Not all language has the same value, of course. The speaker matters, as does the timing and context of the utterance. Policy language before a decision provides clues about the direction of a decision. Policy language articulating a decision sets the foundation for future discussion, including complaints about the decision.
Policy language is also more fluid than the vernacular. Policymakers impact the lexicon by "changing the terms of the debate" daily. Some do this with technocratic language. Others import value-laden terms to influence the debate. Others insist on using vernacular language that will resonate with constituents in order to build grass roots support for policies in complicated areas. Not all vernacular language is value-laden or inappropriate.
Consequently, the language of policy is beautifully positioned for automated analysis using computational linguistics tools...so long as one knows which specific language to track and tag.
Why This Is Hard To Implement, Why NLP Technology Helps
Policy language presents technology professionals without policy experience with multiple challenges. Because they are not subject matter experts, technology professionals attempt to find relevant language by deploying computational power across too broad a universe of language.
In addition, policy language is designed to elicit an emotional response from the reader/listener that can distract from objective analysis. Policy language can include a range of normative intentions many might find inefficient, ineffective, or even abhorrent. It can be hard to separate one's personal emotions and beliefs when reading certain statements. How many times have you reacted to policy language with any of the following statements:
they did what?
I can't believe they did [x].
This is a bad idea.
This won't end well.
This is wrong.
This is emotion talking and it interferes with analysis.
Technology is not burdened by emotion. NLP can count words and actions dispassionately.
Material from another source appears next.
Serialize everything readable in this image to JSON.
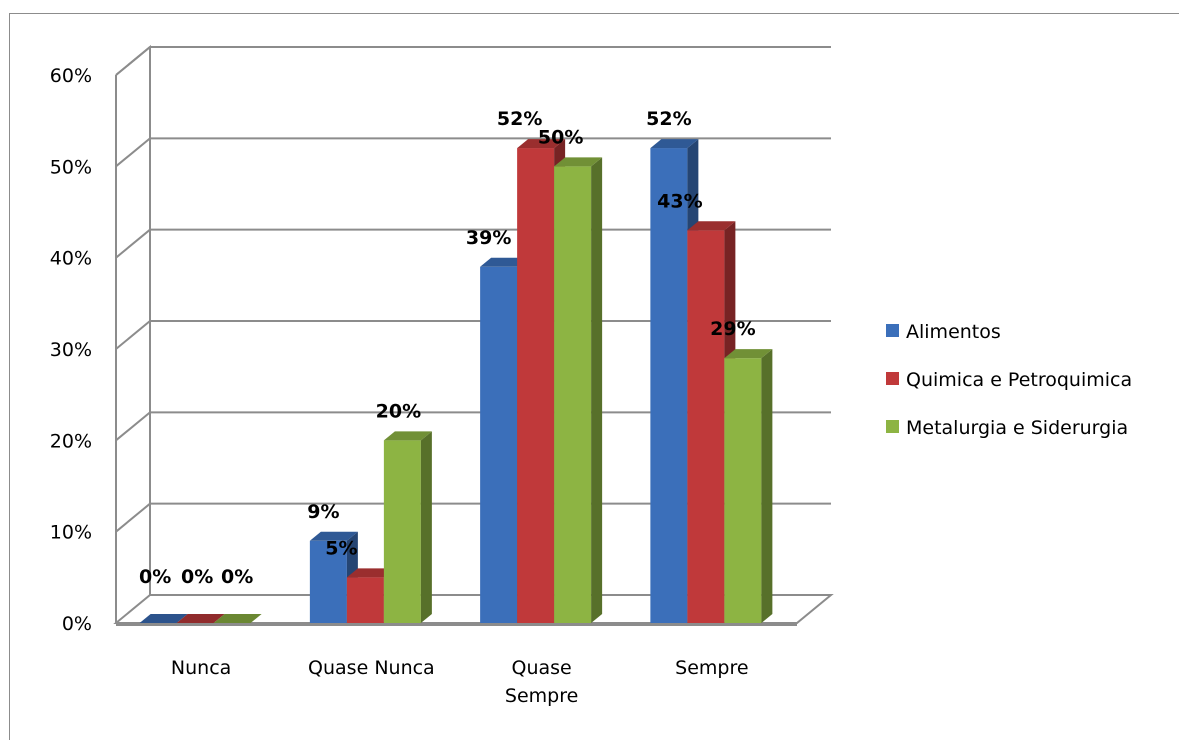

It does not have to "get your head around" the implications of a statement in order to collect the information, categorize it, and visualize it.
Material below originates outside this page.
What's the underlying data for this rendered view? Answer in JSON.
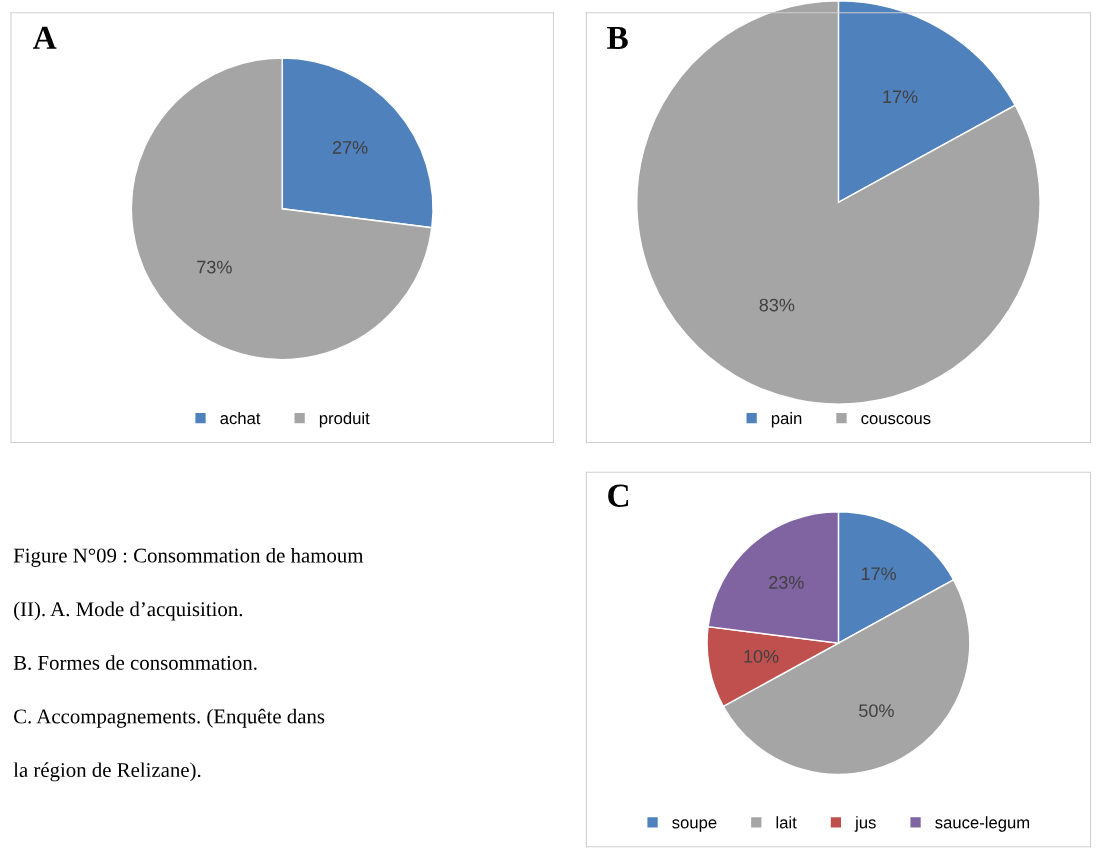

NLP and related analytical technologies deliver enhanced cognition, making it possible for human beings to see and analyze trends in policy language faster and better because they create a buffer between the emotional reaction to policy language and the information content of policy language.
This empowers advocates, NGOs, and portfolio managers to accelerate their ability to connect the dots, put the puzzle pieces together, and act more strategically when they spot policy language adverse to their interests. These kinds of consumers of policy language can use NLP-powered policy risk platforms to increase the effectiveness of their reaction function.
The technology may be value-neutral, but the use of the technology can enhance a human's ability to engage at the normative as well as the objective analytical level.
NLP provides a powerful tool to automate language acquisition, data lake assembly, and preliminary analysis. When those tools are programmed by subject matter experts with experience in making policy decisions, as at BCMstrategy, Inc., what emerges is a highly refined and objective set of training data for use in a range of artificial intelligence deployment contexts.
We will address policy trend projection and sentiment analysis in detail in a separate series of posts. For now, the point is that automated policy trend projection requires as a condition precedent a data lake of all language from policymakers regarding the policy in question.
At BCMstrategy, Inc., we are methodically building a data lake of policy language in a few areas first, before covering the waterfront. We are only at the front end of innovation regarding use of NLP tools in the policy language context. Every day brings new insights as the technology grows.
We look forward to contributing to the conversation at the intersection of NLP/ML/AI technology and the language of policy going forward so that people can put the puzzle pieces together better and make more effective decisions based on cold, hard facts.